Colpisce oltre un milione di italiani l’anno, ovvero l’1,5% della popolazione. Percentuale che sale al 6-10% dopo i 65 anni. Lo scompenso cardiaco rappresenta la prima causa di morte in Italia. Ma nei prossimi mesi sarà disponibile un nuovo farmaco che “ridurrà il rischio di mortalità di questi pazienti del 15%”. A fare il punto sulla patologia cardiaca è il cardiologo Ciro Indolfi, direttore del dipartimento di Scienze mediche e chirurgiche dell’Università Magna Grecia di Catanzaro.

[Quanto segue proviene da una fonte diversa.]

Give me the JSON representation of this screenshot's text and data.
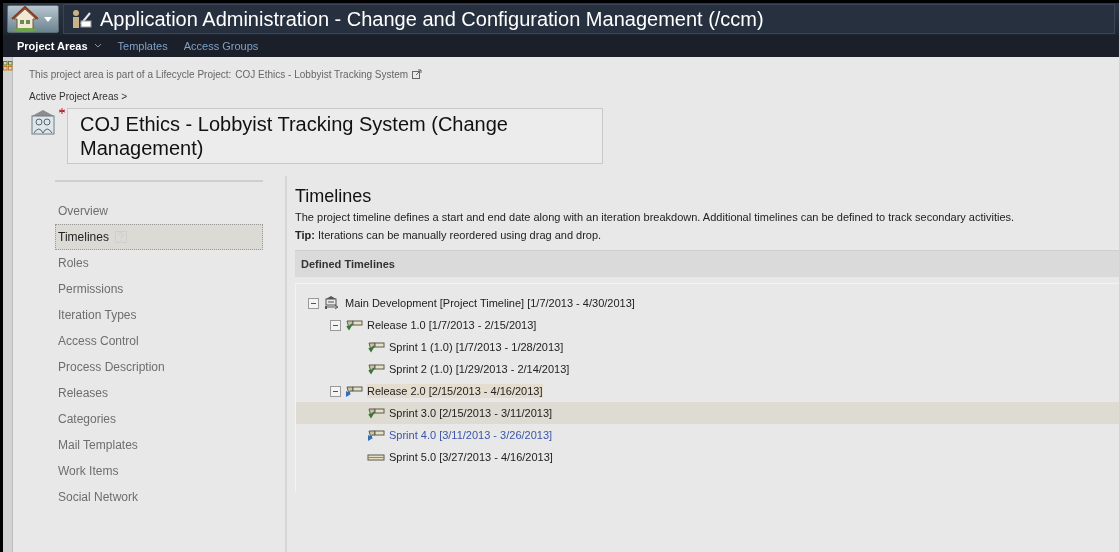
{
  "window": {
    "title": "Application Administration - Change and Configuration Management (/ccm)"
  },
  "nav": [
    {
      "label": "Project Areas",
      "selected": true,
      "dropdown": true
    },
    {
      "label": "Templates",
      "selected": false,
      "dropdown": false
    },
    {
      "label": "Access Groups",
      "selected": false,
      "dropdown": false
    }
  ],
  "lifecycle": {
    "text": "This project area is part of a Lifecycle Project:",
    "link": "COJ Ethics - Lobbyist Tracking System"
  },
  "breadcrumb": "Active Project Areas >",
  "project_name": "COJ Ethics - Lobbyist Tracking System (Change Management)",
  "sidebar": {
    "items": [
      {
        "label": "Overview",
        "selected": false
      },
      {
        "label": "Timelines",
        "selected": true
      },
      {
        "label": "Roles",
        "selected": false
      },
      {
        "label": "Permissions",
        "selected": false
      },
      {
        "label": "Iteration Types",
        "selected": false
      },
      {
        "label": "Access Control",
        "selected": false
      },
      {
        "label": "Process Description",
        "selected": false
      },
      {
        "label": "Releases",
        "selected": false
      },
      {
        "label": "Categories",
        "selected": false
      },
      {
        "label": "Mail Templates",
        "selected": false
      },
      {
        "label": "Work Items",
        "selected": false
      },
      {
        "label": "Social Network",
        "selected": false
      }
    ]
  },
  "section": {
    "title": "Timelines",
    "description": "The project timeline defines a start and end date along with an iteration breakdown. Additional timelines can be defined to track secondary activities.",
    "tip_label": "Tip:",
    "tip": "Iterations can be manually reordered using drag and drop."
  },
  "defined_timelines": {
    "title": "Defined Timelines",
    "tree": [
      {
        "label": "Main Development [Project Timeline] [1/7/2013 - 4/30/2013]",
        "kind": "timeline",
        "expanded": true,
        "selected": false,
        "highlighted": false,
        "current": false,
        "children": [
          {
            "label": "Release 1.0 [1/7/2013 - 2/15/2013]",
            "kind": "done",
            "expanded": true,
            "selected": false,
            "highlighted": false,
            "current": false,
            "children": [
              {
                "label": "Sprint 1 (1.0) [1/7/2013 - 1/28/2013]",
                "kind": "done",
                "selected": false,
                "highlighted": false,
                "current": false
              },
              {
                "label": "Sprint 2 (1.0) [1/29/2013 - 2/14/2013]",
                "kind": "done",
                "selected": false,
                "highlighted": false,
                "current": false
              }
            ]
          },
          {
            "label": "Release 2.0 [2/15/2013 - 4/16/2013]",
            "kind": "active",
            "expanded": true,
            "selected": false,
            "highlighted": true,
            "current": false,
            "children": [
              {
                "label": "Sprint 3.0 [2/15/2013 - 3/11/2013]",
                "kind": "done",
                "selected": true,
                "highlighted": false,
                "current": false
              },
              {
                "label": "Sprint 4.0 [3/11/2013 - 3/26/2013]",
                "kind": "active",
                "selected": false,
                "highlighted": false,
                "current": true
              },
              {
                "label": "Sprint 5.0 [3/27/2013 - 4/16/2013]",
                "kind": "future",
                "selected": false,
                "highlighted": false,
                "current": false
              }
            ]
          }
        ]
      }
    ]
  }
}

Lo scompenso cardiaco, spiega l’esperto, è responsabile di oltre 190 mila ricoveri l’anno. E’ la seconda causa di ricovero dopo il parto naturale e la prima tra gli over 65. Sempre secondo i dati forniti dal cardiologo, la spesa totale per la patologia in Italia “ammonta a 3 miliardi di euro l’anno circa (il 2% della spesa sanitaria complessiva). Mentre la spesa media per la gestione di un paziente è di oltre 11.800 di euro l’anno (l’85% della spesa è rappresentata dai costi di ricovero)”. Nel mondo, invece, per lo scompenso cardiaco si spendono ogni anno 100 miliardi di euro. Cifra destinata a raddoppiare entro il 2030.
“Lo scompenso cardiaco – spiega Indolfi – è una sindrome clinica complessa in cui il cuore non è capace di distribuire il sangue in misura adeguata alle richieste metaboliche dei tessuti. Per molto tempo si è seguito un approccio tradizionale nel trattamento della patologia, ma adesso è in arrivo una nuova opzione terapeutica: all’inizio del 2017 sarà disponibile un farmaco a base di sacubitril e valsartan (Entresto*), un inibitore del recettore dell’angiotensina e della neprilisina. E’ una novità assoluta – sottolinea – già passata al vaglio di un grande studio condotto su migliaia di pazienti, lo studio Paradigm, che ne ha sancito sia la sicurezza che l’efficacia”.
Il medicinale “può essere prescritto a meno che non si sia in presenza di ipotensione o di iperpotassiemia”. Ma quali sono i benefici per il paziente? “Rispetto ai farmaci tradizionali – continua – provoca l’aumento dei livelli di Anp (Peptide natriuretico atriale) con l’effetto benefico di far perdere acqua e sodio e di ridurre la fibrosi miocardica. Il rischio di mortalità e di ricovero diminuiscono del 15% con un prolungamento medio della durata della vita”.
Importante dunque una diagnosi e un trattamento precoci. Ma quali sono i primi campanelli di allarme? “I sintomi – spiega Indolfi – sono semplici da riconoscere ma possono essere confusi con molte altre cause. Il primo sintomo è la necessità di urinare durante la notte – osserva il cardiologo -. Bisogna preoccuparsi però quando si inizia ad avere anche difficoltà a respirare sotto sforzo, ad esempio quando si sale per le scale. Soprattutto se a ciò si associa un gonfiore a piedi e caviglie”.
Per prevenire o evitare il ripetersi di un episodio di insufficienza cardiaca anche modifiche dello stile di vita possono aiutare: “I principali fattori di rischio per lo scompenso cardiaco sono la cardiopatia ischemica, l’anomalia delle valvole cardiache e l’ipertensione. Per questo è molto importante smettere di fumare, praticare esercizio fisico regolare senza affannarsi e limitare lo stress. E’ consigliabile poi seguire un’alimentazione sana, povera di sale e di grassi”.